今からでも間に合う「マイナンバー制度」対応の必見ポイント!

日立グループを総力取材。コスト負担だけでない将来の効果とは?

 社会保障・税番号制度(マイナンバー制度)が2016年1月から運用開始される。半年を切ってもまだ対応に苦慮している企業も多いのではないか。今からでも間に合う迅速な導入と押さえておくべきポイントを、7月に新たなマイナンバー対応サービスを発表した日立システムズへの取材を通して紹介する。

 「まずは社内で何とかしよう」と考えるのが自然だが・・

 マイナンバー制度とは、国民一人ひとりに番号を付番し、複数の機関に存在する情報を番号によりひも付けることで、社会保障・税分野の情報連携を実現する制度。これにより、効率性、透明性が向上し、給付や負担の公平性を確保できるようになる。

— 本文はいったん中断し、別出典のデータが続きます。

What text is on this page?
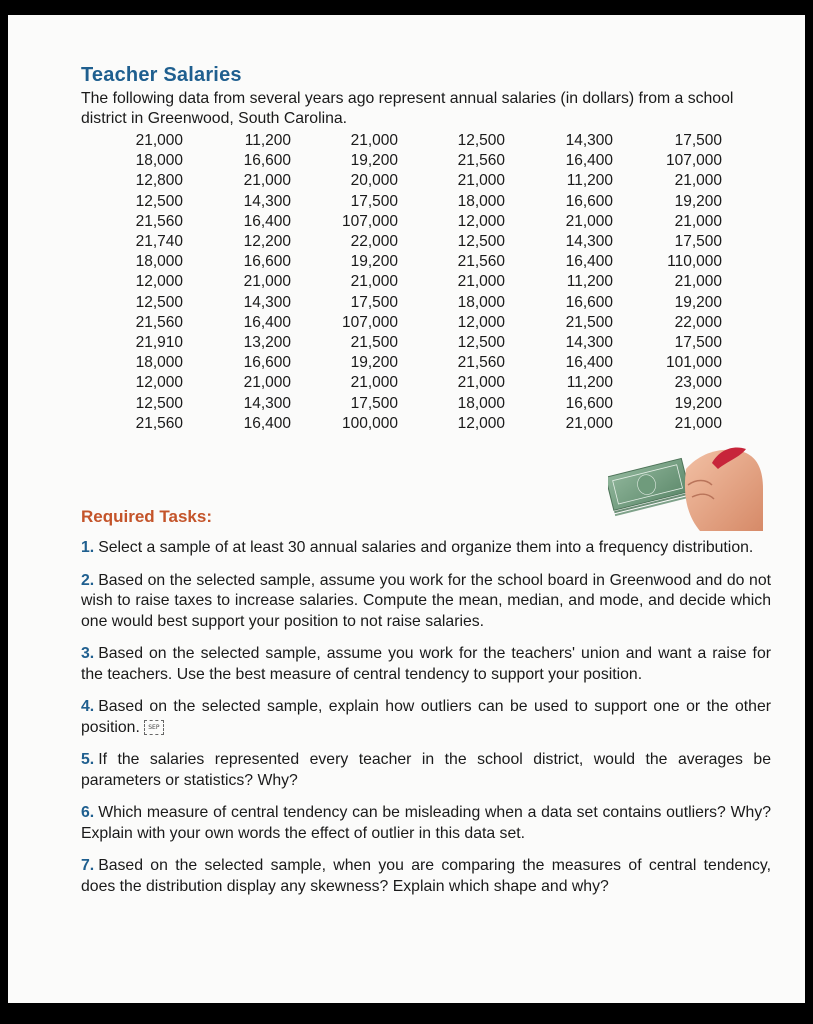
Teacher Salaries

The following data from several years ago represent annual salaries (in dollars) from a school district in Greenwood, South Carolina.

21,000	11,200	21,000	12,500	14,300	17,500
18,000	16,600	19,200	21,560	16,400	107,000
12,800	21,000	20,000	21,000	11,200	21,000
12,500	14,300	17,500	18,000	16,600	19,200
21,560	16,400	107,000	12,000	21,000	21,000
21,740	12,200	22,000	12,500	14,300	17,500
18,000	16,600	19,200	21,560	16,400	110,000
12,000	21,000	21,000	21,000	11,200	21,000
12,500	14,300	17,500	18,000	16,600	19,200
21,560	16,400	107,000	12,000	21,500	22,000
21,910	13,200	21,500	12,500	14,300	17,500
18,000	16,600	19,200	21,560	16,400	101,000
12,000	21,000	21,000	21,000	11,200	23,000
12,500	14,300	17,500	18,000	16,600	19,200
21,560	16,400	100,000	12,000	21,000	21,000
Required Tasks:
1. Select a sample of at least 30 annual salaries and organize them into a frequency distribution.
2. Based on the selected sample, assume you work for the school board in Greenwood and do not wish to raise taxes to increase salaries. Compute the mean, median, and mode, and decide which one would best support your position to not raise salaries.
3. Based on the selected sample, assume you work for the teachers' union and want a raise for the teachers. Use the best measure of central tendency to support your position.
4. Based on the selected sample, explain how outliers can be used to support one or the other position. SEP
5. If the salaries represented every teacher in the school district, would the averages be parameters or statistics? Why?
6. Which measure of central tendency can be misleading when a data set contains outliers? Why? Explain with your own words the effect of outlier in this data set.
7. Based on the selected sample, when you are comparing the measures of central tendency, does the distribution display any skewness? Explain which shape and why?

 2015年10月に番号が通知され、2016年1月から個人番号カードの交付や個人番号の利用が開始され、2017年7月には自治体間での情報連携が開始される予定だ。企業は今後永続的に、従業員などのマイナンバーの適切な取り扱いへの対応が求められることになる。
 
 企業は社会保障や税の手続きに必要な「従業員とその扶養家族のマイナンバー」を預かって管理し、源泉徴収票などの法定調書にはマイナンバーを記載して行政機関に提出しなければならない。人事・総務や経理部門の担当者は、それぞれにやるべき流れは分かっているだろう。「まずは社内で何とかしよう」と考えるのが自然だ。
 
 法定調書を全社横断で見ている人が少ない

 ところが、全社を横断的に見ている人は少ないのではないだろうか。社員以外に法定調書を出している部門はかなりあるからだ。厄介なのは、マイナンバーの適正な取り扱いに関する安全管理措置義務が企業に課されており、情報漏えいした企業には厳罰が設けられていることだ。当然、部門をまたいだ安全基準を設けざるを得ない。

 当初は「ソフトウェアの改修で対応できる」と考えていた企業も多かったはず。その方が費用は安くて済む。しかし、全社で安全基準を満たしていくとなると、「取扱い状況を把握する手段を整備」「関係者への教育を徹底」「専用の管理部屋を設置」「専用ネットワークを敷設」という具合に、どんどんコストが積み上がってしまう。

 一括で外部委託したいというニーズに最適な「BPO」とは?

 日立システムズの中田龍二クラウドサービス拡販本部長は、「ソフトウェアの改修は技術の問題。それを含め組織、人、物理という四つの視点で対応が必要になる。それらを勘案すると、自社で運用するよりも外部委託した方がよいというニーズが一気に増えてきた」と話す。

 日立グループでは、日立製作所、日立システムズ、日立ソリューションズなどが連携し、コンサルティングからシステム改修・運用支援、セキュリティーサービス、教育支援まで幅広くサービスを提供してきた。しかし、外部事業者に一括して委託したいというニーズの高まりを受けて、「マイナンバー対応BPOサービス」を新たに開始した。

 サービスは、日立グループのノウハウを活用し、マイナンバーの収集や登録・破棄までの一括管理と、法定調書への印刷代行、ヘルプデスクまでを行う。利用する企業は、現行業務やシステムを大きく変えずにマイナンバーの管理と運用が可能になる。また、セキュリティ対策も徹底しているのも特徴。

 業務プロセスを見直すきっかけに

 マイナンバーの収集は、専用収集キットを利用して郵送で授受する。登録作業は機密性の高い専用の独立区画で行われ、インターネットと直接接続しない場所に設置された「マイナンバー管理システム」を活用し、第三者が利用できないように高度な手法で暗号化した上で管理される。

 このサービスを利用することで、マイナンバーの管理や運用業務に多くのリソースを割く必要がなくなるほか、短期間でセキュアな運用・管理体制を整備することが可能だ。
現在も対応方法を迷っている企業にとって、良い解決策の一つになるだろう。

 マイナンバー対応は企業にとって義務でありコストもかかる。中田本部長は「マイナンバー制度対応を契機に業務プロセスを見直し、ガバナンス強化や業務の全体最適化を図ってはどうか」と提案する。